I lost all interest in Eminem after Relapse, but when he announced that Just Blaze was producing the bulk of the followup, I reluctantly got excited. Just Blaze, the man behind all the Roc-A-Fella classics, “Oh Boy” and most recently “Exhibit C.” This should be interesting, I thought.
Last night, Recovery leaked online and one of the first songs I heard was “No Love” which contains a prominent sample of Haddaway’s “What Is Love.” Utterly disturbed, I went on Twitter to cry about it and call out Mr. Blaze.
I reacted similarly when T.I. sampled an Internet meme for his single. According to nerd rap doctrine, samples should be old and obscure enough to be archaeological discoveries, preferably from the other side of the world. We like to think of producers as wizards who live in caverns of vinyl and collect records like Pokemon cards. Sampling a 1993 dance song that became an SNL skit and eventually a movie (EMILIOOO!!) is just wrong.
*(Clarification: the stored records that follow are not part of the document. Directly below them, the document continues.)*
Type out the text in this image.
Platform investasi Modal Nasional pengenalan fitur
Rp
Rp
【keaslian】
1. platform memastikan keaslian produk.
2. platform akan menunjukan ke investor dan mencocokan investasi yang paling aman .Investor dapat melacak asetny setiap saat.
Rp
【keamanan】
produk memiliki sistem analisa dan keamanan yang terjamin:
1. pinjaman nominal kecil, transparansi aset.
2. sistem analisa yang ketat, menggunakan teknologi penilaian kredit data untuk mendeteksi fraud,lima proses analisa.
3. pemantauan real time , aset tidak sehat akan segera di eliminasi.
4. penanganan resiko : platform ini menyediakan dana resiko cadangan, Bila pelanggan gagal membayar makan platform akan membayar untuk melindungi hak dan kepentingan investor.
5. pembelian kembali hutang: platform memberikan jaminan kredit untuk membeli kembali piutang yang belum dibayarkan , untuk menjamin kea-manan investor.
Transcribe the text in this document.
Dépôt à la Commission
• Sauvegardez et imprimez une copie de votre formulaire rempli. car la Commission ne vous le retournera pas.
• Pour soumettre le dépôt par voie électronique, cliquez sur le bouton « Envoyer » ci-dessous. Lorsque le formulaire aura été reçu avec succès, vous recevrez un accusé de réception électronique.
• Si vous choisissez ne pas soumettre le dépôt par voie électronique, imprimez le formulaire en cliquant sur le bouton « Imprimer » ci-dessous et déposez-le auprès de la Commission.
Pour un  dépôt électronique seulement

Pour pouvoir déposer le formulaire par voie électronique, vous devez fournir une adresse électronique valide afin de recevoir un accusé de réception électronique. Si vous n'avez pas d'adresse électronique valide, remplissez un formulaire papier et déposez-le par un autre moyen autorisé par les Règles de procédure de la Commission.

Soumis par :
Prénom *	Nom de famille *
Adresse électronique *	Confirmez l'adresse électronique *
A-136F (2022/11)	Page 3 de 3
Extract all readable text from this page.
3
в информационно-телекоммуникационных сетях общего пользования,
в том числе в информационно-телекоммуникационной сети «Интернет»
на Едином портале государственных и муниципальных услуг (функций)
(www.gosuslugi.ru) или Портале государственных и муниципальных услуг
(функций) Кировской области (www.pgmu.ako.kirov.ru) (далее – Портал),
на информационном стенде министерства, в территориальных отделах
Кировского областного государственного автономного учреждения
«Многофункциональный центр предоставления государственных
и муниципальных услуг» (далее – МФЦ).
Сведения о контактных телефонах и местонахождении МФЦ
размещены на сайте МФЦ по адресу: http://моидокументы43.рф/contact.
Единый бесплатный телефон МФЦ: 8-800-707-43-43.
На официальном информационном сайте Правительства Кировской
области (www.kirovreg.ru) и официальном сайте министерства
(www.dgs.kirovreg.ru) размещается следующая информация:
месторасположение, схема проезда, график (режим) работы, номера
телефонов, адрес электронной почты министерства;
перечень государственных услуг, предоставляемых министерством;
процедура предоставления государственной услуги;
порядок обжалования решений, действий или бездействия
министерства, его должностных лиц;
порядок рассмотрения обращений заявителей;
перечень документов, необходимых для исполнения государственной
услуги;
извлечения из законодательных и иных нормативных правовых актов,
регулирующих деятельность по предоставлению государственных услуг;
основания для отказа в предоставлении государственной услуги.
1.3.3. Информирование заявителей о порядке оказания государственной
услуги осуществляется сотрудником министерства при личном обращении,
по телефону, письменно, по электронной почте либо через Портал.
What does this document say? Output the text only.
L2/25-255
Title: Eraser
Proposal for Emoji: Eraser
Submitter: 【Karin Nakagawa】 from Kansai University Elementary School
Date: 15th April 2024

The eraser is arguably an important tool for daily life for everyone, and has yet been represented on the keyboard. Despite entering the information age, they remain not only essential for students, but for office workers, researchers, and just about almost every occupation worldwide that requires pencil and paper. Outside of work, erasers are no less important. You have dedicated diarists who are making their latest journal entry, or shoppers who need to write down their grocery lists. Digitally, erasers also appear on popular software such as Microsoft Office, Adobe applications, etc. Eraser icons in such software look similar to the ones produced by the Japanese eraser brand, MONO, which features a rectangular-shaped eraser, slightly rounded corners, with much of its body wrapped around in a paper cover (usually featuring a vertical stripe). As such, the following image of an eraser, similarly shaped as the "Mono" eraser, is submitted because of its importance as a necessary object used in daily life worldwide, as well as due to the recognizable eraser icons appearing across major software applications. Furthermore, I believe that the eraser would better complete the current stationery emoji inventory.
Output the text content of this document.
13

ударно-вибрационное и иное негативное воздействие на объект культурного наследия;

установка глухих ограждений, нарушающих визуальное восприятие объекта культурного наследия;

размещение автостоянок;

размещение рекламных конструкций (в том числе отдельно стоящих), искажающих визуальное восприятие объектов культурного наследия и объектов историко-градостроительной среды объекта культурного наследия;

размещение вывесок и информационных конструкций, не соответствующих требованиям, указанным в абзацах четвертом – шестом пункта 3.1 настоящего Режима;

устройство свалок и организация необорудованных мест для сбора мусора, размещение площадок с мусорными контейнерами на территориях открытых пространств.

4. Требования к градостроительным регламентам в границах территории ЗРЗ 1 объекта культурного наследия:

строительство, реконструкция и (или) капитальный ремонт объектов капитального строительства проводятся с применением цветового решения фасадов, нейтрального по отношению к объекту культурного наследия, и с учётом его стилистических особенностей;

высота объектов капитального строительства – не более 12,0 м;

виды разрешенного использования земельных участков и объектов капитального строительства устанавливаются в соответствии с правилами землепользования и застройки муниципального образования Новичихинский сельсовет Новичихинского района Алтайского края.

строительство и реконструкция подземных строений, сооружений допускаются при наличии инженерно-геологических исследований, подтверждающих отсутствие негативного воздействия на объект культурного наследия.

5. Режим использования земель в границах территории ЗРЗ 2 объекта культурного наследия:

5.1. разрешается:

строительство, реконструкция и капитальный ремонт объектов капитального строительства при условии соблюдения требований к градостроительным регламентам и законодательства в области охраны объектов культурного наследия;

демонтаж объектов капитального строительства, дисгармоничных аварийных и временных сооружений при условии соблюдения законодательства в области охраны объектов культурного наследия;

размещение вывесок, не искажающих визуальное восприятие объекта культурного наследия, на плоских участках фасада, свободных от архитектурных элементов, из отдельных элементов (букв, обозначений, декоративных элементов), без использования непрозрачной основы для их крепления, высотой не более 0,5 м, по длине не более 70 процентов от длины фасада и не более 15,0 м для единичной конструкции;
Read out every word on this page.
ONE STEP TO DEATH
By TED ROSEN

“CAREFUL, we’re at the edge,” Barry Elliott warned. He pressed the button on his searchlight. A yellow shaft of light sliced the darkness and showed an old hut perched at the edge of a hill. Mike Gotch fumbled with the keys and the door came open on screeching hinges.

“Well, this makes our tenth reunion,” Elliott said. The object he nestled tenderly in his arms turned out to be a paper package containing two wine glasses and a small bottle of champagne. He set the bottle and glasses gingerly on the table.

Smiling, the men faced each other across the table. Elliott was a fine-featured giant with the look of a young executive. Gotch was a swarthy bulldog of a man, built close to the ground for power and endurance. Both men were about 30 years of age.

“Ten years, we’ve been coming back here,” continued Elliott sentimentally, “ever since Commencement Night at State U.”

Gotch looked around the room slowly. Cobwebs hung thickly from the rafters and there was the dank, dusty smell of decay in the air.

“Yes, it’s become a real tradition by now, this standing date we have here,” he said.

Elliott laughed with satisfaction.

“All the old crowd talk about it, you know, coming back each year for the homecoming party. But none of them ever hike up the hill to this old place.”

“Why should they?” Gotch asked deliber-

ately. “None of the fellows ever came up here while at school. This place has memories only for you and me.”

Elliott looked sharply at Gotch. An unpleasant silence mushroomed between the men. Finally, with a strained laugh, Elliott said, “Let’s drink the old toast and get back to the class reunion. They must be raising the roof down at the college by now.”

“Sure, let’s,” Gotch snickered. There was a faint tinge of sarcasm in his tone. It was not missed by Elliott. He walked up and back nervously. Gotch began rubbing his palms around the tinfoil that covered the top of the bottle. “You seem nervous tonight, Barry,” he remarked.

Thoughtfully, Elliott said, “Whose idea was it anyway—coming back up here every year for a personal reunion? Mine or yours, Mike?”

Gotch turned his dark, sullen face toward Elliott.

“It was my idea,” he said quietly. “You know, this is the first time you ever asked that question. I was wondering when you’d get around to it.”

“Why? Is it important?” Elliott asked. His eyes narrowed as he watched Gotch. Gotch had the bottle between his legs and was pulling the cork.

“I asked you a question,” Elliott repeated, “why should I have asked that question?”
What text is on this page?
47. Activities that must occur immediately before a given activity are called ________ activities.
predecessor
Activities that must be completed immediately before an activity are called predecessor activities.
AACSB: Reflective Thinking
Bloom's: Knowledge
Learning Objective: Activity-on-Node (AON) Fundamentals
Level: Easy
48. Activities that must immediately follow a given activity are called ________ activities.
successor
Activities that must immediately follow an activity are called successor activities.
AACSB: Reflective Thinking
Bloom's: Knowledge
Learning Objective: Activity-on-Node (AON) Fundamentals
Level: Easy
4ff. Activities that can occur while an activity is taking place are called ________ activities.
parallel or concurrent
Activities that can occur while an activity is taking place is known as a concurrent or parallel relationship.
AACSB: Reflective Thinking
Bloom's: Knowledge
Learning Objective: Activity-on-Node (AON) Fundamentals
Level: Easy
But Just asks a valid question: Why not? What if I pretend I’ve never heard of Haddaway or A Night at the Roxbury and the sample is just another rare loop? Are my elitist perceptions about what’s OK to sample totally arbitrary? I’m sure there two bros rocking out to Weezy’s bars right now with no qualms about the sample. What about “Girls Ain’t Nothing but Trouble” which contains a sample of the I Dream of Jeannie theme? There are countless examples of “questionable” samples that get a pass for one reason or another.
I don’t have good answers to those questions. Ultimately, there are no rules to sampling, it’s just a matter of what sounds right at the time. “No Love” has grown on me a little bit (not much) since my initial disgust, but I can’t see how anyone can absorb what Eminem is trying to pull out of his soul without bobbing their head to the side like Chris Kattan.